Tuesday, November 27, 2018

     The winter wonderland persists. Most of us are already pretty tired of battling snow in one way or many others. This batch is more of the heavy, wet variety and it's weighting down branches, threatening to tip over trees and disrupt electrical service. The roads are a mess, snow blowers have a hard time handling the sticky clods, and as usual, as soon as we get our driveway clear of snow the town goes by with their plow and leaves a foot-high ridge of snow that turns to ice blocks if you don't move it before the temperature drops, as it's bound to do later today. 
     I measured seven inches of new snow this morning. I'm guessing we have maybe 18 inches on the ground, but it's hard to tell. There was some wind and drifting a few days ago when we had several inches of very dry snow; then there was yesterday with above freezing temperatures that settled everything. So . . . unless I'm willing to wade out and measure on the back lawn (which doesn't appeal to me right now!) I can only guess. Last night I was telling Fred that I'd neglected to put out the measuring stake this year (he doesn't pay attention to that sort of thing at all!) he was enthusiastic about heading out to find the hole the pole sets into. Even  with his help, I'm not inclined to go out there and search for a five-inch square flat rock covering a hole in an underground cement block. Maybe after lunch, or maybe not at all.
     I took pictures this morning. The date on my camera is ok, but the time shown is way off. I keep forgetting to fix that. I was actually out at 8:30 to clear off the deck to get to the precipitation gathering tube. Fred was snow blowing and had shoveled the walk and steps - I've asked him to leave the deck for me to do so the snow measurement doesn't get skewed. (Not that this process of measuring snow and precipitation is precise science in any way - but I like to measure in the same place each time and not after there has been snow blown around by shoveling.) 
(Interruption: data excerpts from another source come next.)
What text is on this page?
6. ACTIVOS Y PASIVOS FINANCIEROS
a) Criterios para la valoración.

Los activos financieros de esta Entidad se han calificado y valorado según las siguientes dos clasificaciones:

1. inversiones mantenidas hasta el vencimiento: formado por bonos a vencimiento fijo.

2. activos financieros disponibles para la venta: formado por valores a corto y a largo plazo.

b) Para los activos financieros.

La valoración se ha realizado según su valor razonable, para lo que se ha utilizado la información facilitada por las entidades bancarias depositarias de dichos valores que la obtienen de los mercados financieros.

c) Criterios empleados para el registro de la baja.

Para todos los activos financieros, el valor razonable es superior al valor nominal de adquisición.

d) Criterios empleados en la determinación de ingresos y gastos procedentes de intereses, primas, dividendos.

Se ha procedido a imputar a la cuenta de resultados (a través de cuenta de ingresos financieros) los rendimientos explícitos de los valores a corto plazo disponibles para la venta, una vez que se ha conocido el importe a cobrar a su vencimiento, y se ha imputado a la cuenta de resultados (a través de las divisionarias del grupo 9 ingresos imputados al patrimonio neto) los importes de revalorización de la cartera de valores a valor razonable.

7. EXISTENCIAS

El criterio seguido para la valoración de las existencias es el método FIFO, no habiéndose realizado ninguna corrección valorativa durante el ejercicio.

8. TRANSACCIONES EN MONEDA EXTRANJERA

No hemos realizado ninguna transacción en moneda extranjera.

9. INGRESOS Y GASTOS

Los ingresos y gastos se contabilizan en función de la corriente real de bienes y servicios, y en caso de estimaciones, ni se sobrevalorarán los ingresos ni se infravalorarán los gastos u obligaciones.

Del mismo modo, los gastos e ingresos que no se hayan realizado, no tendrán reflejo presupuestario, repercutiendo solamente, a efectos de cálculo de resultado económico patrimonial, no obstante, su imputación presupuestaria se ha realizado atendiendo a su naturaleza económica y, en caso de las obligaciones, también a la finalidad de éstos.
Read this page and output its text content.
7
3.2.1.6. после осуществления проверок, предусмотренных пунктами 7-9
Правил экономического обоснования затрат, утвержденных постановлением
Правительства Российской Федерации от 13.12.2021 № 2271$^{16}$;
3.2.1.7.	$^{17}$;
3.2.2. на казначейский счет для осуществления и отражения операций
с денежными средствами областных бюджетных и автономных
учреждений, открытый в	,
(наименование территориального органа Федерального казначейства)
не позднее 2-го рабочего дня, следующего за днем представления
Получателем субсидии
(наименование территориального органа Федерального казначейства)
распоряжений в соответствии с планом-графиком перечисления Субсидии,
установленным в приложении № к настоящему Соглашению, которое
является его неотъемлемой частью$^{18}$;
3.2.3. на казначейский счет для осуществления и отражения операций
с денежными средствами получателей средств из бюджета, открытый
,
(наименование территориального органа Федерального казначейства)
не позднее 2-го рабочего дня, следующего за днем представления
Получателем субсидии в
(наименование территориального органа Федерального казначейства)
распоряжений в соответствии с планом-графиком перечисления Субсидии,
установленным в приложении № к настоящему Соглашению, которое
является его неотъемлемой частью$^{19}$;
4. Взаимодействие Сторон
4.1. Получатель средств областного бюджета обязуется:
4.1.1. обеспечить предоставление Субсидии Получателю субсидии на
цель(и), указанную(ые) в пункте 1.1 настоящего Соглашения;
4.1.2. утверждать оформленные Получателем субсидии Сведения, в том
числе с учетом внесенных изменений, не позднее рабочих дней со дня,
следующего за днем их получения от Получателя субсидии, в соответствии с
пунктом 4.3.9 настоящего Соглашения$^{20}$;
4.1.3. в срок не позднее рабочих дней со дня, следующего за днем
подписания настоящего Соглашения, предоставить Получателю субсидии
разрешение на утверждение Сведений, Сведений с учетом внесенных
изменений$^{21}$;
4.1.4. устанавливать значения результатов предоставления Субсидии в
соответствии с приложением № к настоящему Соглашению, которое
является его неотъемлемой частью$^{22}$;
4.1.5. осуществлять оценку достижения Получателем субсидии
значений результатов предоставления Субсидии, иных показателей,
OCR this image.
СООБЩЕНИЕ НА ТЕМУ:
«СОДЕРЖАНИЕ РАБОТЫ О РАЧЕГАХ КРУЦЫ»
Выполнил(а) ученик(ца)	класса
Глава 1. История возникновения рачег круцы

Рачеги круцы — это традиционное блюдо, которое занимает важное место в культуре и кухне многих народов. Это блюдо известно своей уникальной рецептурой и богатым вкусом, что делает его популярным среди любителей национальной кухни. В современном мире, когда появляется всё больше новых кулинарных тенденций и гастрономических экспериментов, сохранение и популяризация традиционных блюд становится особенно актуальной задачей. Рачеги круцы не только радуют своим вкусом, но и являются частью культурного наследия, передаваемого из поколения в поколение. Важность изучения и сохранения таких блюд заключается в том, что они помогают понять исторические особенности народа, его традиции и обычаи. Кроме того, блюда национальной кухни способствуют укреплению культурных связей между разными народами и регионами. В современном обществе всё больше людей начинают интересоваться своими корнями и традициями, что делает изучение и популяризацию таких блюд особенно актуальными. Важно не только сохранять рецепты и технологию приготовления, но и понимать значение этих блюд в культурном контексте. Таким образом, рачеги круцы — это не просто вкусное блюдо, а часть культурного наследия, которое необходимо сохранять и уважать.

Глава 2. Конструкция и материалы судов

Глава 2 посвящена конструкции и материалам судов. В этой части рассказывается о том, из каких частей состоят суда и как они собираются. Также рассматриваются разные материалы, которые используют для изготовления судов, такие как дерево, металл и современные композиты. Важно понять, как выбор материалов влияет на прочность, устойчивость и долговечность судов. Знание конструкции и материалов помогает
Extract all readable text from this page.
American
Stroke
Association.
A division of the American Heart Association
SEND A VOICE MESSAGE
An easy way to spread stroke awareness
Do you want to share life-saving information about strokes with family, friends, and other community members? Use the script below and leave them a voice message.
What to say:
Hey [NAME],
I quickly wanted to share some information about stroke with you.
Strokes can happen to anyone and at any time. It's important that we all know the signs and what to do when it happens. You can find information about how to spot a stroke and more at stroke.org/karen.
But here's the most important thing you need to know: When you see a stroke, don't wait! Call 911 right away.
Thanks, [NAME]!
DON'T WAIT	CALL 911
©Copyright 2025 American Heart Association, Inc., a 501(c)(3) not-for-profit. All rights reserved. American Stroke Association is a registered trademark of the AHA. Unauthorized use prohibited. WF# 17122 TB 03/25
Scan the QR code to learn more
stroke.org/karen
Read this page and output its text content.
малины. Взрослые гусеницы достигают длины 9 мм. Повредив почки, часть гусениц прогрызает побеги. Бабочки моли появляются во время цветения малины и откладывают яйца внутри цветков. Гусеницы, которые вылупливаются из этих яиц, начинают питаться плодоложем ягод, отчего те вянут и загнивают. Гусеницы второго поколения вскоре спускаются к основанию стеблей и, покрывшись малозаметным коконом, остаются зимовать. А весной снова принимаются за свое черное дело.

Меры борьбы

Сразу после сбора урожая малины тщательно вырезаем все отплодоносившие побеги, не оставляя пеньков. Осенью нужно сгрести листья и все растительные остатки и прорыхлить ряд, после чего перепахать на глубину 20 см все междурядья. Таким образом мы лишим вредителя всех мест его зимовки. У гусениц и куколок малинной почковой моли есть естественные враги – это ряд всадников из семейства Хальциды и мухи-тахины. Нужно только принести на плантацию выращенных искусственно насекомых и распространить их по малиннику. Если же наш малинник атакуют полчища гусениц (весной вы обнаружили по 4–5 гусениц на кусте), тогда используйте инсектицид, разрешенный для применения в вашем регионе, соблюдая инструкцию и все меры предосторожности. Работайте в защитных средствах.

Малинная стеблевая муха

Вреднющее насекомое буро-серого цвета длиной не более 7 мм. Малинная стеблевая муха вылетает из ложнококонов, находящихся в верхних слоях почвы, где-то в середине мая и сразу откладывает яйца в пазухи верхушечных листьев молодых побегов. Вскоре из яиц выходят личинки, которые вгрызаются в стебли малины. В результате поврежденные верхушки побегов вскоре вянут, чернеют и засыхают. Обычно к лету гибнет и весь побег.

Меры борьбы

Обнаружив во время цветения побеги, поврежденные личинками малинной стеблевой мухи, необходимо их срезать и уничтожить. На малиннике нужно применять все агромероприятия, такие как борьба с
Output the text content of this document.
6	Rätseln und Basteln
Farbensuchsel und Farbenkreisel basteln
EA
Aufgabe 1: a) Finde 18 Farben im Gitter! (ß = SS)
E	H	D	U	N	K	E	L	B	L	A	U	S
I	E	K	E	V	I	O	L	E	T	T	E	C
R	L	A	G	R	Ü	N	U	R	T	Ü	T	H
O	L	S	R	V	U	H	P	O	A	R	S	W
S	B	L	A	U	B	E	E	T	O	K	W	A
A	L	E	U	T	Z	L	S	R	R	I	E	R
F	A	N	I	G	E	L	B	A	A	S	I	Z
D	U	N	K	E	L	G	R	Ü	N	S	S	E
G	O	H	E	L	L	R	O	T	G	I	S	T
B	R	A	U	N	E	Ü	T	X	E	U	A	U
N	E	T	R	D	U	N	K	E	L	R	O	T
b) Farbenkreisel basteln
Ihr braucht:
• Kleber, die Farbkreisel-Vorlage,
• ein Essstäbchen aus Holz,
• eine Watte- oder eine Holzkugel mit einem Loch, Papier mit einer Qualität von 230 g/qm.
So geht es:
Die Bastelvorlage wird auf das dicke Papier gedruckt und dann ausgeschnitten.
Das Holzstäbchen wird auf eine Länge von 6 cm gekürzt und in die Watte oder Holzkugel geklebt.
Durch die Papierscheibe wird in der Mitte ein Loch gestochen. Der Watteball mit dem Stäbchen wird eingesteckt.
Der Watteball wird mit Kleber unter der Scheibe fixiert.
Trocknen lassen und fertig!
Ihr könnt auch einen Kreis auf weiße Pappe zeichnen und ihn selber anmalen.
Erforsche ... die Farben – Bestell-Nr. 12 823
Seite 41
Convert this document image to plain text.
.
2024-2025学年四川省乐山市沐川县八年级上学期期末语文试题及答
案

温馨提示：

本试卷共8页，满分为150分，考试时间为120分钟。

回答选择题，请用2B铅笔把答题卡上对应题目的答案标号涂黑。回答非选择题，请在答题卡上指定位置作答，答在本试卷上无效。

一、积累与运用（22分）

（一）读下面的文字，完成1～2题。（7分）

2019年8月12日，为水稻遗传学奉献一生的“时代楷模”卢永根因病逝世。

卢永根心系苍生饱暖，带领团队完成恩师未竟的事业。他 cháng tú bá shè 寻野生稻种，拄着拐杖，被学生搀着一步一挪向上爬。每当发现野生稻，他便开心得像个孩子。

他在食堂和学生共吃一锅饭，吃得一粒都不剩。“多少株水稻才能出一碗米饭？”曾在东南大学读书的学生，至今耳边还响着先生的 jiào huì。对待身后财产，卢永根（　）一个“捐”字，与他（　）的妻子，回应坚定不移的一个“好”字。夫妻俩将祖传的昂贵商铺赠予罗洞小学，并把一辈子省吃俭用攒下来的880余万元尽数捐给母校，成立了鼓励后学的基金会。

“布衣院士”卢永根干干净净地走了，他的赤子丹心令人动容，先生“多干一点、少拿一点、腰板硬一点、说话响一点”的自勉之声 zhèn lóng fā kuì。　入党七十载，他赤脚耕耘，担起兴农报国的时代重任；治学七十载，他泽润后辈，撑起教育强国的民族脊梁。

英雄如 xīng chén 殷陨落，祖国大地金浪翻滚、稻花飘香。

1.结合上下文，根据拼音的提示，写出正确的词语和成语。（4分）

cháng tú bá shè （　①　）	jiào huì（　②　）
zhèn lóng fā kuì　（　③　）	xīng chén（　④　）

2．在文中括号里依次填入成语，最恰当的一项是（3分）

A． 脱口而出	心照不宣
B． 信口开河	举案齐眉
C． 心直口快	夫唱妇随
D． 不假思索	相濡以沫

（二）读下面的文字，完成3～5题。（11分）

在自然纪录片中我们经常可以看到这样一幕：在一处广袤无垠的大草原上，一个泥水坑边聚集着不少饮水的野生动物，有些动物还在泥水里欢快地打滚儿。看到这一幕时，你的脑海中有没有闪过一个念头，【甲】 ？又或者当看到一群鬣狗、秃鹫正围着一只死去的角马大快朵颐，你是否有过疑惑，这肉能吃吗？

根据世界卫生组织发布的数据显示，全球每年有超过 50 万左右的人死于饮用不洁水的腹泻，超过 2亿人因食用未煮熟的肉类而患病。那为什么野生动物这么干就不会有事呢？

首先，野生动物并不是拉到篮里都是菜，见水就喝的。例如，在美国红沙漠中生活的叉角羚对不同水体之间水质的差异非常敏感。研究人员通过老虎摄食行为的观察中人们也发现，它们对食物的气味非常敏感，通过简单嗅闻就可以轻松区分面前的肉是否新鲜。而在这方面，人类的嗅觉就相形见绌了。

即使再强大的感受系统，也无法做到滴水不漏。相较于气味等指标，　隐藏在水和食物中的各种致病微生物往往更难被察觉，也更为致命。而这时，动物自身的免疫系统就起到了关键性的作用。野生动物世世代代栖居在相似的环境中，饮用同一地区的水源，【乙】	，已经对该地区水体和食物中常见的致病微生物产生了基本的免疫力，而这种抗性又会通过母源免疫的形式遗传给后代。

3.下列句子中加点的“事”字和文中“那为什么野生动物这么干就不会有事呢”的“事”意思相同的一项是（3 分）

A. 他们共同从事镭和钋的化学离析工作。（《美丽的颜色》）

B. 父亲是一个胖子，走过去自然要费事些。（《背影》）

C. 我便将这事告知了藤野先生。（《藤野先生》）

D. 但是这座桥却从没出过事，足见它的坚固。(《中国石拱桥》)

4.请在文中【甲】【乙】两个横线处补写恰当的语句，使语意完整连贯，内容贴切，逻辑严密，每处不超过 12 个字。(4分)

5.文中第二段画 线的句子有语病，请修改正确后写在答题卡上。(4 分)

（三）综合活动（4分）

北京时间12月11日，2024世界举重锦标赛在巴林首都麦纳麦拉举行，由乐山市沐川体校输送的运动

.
     By now there may be an additional couple of inches, and it's still snowing steadily. At this rate we'll have at least a foot by the end of the day, I'm guessing. The snow started at just about noon yesterday and although there may have been some periods when it was closer to rain than snow, that didn't last long. We are part of the "higher elevations" the forecasters refer to. The temperature right now is  right around the freezing point. I believe it's going to remain there for the next few days, only heading down a few degrees at night. If we begin to get wind, we could be in more trouble as the trees are very heavy with snow and the ground probably isn't frozen much because of the early snow cover. 
     Now I'm off to clean the turkey carcass to make stock and soup. Dealing with just the breast bones is much easier than the whole turkey bone mass, and I do like turkey soup. This is a soup kind of day!